Program: Data Science Master's Degree
Host Company: Boulder Atmosphere Innovation Research (AIR)/NA
Location: Boulder, Colorado (remote)
Student: Gabriel Greenberg

This project focused on isoprene (a terrestrially emitted compound) that contributes to air pollution through its impact on ozone, a toxic respiratory irritant. This project’s main objective was to construct and evaluate three machine learning architectures (SARIMA, neural networks, and random forests) to determine the plausibility of using a data-based machine-learning (ML) approach to forecast isoprene 24 hours in advance compared with existing physics-based models. There is little research on using machine learning to forecast isoprene and using an ML approach has the possibility to improve ozone forecasting and protect local community members (particularly those with respiratory conditions) from air pollution.
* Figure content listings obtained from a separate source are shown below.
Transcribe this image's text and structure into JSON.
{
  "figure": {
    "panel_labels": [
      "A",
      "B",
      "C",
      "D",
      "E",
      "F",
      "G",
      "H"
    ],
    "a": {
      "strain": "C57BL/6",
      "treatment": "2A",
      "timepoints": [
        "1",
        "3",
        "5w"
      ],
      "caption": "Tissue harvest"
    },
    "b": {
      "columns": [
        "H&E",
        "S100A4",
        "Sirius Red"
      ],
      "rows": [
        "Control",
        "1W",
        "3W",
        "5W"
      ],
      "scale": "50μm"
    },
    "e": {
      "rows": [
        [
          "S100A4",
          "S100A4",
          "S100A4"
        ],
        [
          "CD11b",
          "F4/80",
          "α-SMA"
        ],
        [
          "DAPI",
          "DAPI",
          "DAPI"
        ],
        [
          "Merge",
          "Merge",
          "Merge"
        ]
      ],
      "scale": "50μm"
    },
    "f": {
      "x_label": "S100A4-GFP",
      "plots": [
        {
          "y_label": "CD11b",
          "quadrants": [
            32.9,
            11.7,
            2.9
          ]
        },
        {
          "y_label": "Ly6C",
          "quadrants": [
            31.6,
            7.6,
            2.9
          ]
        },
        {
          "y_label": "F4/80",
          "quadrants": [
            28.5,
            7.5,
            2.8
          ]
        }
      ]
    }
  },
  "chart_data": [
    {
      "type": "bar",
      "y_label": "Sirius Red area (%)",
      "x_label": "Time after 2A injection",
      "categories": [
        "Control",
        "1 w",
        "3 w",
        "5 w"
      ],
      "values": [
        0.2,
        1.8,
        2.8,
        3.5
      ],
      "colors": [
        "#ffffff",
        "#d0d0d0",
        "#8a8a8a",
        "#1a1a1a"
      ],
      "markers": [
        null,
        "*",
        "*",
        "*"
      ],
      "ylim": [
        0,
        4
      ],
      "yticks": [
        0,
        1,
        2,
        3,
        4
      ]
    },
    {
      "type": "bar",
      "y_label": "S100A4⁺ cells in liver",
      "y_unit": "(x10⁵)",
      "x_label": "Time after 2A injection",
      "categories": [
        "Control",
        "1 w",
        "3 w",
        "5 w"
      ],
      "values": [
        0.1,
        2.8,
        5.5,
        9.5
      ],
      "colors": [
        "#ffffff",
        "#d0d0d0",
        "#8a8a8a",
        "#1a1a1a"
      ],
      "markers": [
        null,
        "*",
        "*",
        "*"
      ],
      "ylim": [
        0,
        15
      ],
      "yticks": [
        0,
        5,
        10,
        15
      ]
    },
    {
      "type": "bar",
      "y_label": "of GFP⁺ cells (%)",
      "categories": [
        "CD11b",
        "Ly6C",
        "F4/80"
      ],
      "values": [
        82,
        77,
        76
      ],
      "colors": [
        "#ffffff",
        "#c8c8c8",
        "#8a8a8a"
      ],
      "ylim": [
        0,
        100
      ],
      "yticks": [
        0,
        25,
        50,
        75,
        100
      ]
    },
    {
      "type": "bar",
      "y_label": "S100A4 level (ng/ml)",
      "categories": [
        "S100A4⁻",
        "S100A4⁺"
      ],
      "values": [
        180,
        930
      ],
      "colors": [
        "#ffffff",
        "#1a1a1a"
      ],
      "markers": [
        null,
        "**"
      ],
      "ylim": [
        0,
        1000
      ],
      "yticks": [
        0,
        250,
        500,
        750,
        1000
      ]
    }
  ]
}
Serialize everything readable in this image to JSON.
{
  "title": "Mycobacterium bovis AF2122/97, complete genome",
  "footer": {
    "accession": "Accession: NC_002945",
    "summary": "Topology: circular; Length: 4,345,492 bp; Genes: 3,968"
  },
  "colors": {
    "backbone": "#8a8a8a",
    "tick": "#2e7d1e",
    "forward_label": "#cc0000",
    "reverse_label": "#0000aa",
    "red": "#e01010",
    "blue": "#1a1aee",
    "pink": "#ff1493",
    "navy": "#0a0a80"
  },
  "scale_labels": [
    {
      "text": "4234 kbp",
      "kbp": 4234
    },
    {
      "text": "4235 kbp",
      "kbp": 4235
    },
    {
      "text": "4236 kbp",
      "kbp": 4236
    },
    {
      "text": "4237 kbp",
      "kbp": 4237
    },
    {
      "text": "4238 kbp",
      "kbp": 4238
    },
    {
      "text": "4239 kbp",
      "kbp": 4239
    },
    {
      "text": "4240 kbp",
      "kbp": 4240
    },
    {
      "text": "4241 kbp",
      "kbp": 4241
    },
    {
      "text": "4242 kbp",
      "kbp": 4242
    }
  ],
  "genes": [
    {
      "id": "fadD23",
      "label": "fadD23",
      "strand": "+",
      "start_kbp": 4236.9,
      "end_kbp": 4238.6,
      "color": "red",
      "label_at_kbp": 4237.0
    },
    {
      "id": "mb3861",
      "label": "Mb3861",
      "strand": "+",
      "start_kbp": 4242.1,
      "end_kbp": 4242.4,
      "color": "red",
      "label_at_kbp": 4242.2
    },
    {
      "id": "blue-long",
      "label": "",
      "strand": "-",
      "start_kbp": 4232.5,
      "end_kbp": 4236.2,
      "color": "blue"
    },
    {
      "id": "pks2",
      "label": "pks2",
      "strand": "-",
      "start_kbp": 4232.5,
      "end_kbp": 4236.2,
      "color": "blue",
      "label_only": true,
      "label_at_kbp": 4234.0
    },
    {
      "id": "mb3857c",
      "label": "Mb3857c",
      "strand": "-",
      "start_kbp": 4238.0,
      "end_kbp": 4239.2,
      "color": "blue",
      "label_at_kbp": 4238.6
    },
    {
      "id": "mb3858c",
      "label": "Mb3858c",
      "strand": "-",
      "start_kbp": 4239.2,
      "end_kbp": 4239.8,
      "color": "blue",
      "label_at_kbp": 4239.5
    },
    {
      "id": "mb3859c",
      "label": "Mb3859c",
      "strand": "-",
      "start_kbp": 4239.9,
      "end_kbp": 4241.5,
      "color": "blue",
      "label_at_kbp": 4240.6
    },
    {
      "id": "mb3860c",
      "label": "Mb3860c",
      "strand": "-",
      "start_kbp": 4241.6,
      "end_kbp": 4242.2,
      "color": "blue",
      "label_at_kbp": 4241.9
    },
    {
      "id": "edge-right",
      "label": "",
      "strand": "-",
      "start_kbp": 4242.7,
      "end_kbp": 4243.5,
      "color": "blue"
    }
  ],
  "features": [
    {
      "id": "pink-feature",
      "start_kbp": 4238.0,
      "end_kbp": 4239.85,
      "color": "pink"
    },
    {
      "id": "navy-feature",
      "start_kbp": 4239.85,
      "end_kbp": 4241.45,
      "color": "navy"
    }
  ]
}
The models constructed in this project were compared with existing physics-based isoprene models which have been used for a long time but suffer from several limitations including (spatial resolution, challenging setup, and inaccuracies associated with inhomogeneous vegetative ground cover) that a local data-based approach can mitigate. This project used Boulder AIR’s (a local Colorado air monitoring company) ground-based isoprene measurements along with meteorological, chemical, drought, and botanical data. None of the models produced forecasted isoprene particularly well, but did show promise with continued work and improved model architectures like an LSTM. While difficult to make a direct comparison, the ML models performed similarly (slightly worse) than a physics-based model study conducted in 2015. With continued work, using ML models to predict isoprene or atmospheric pollutants such as ozone may provide a useful and simpler alternative to existing physics-based simulation.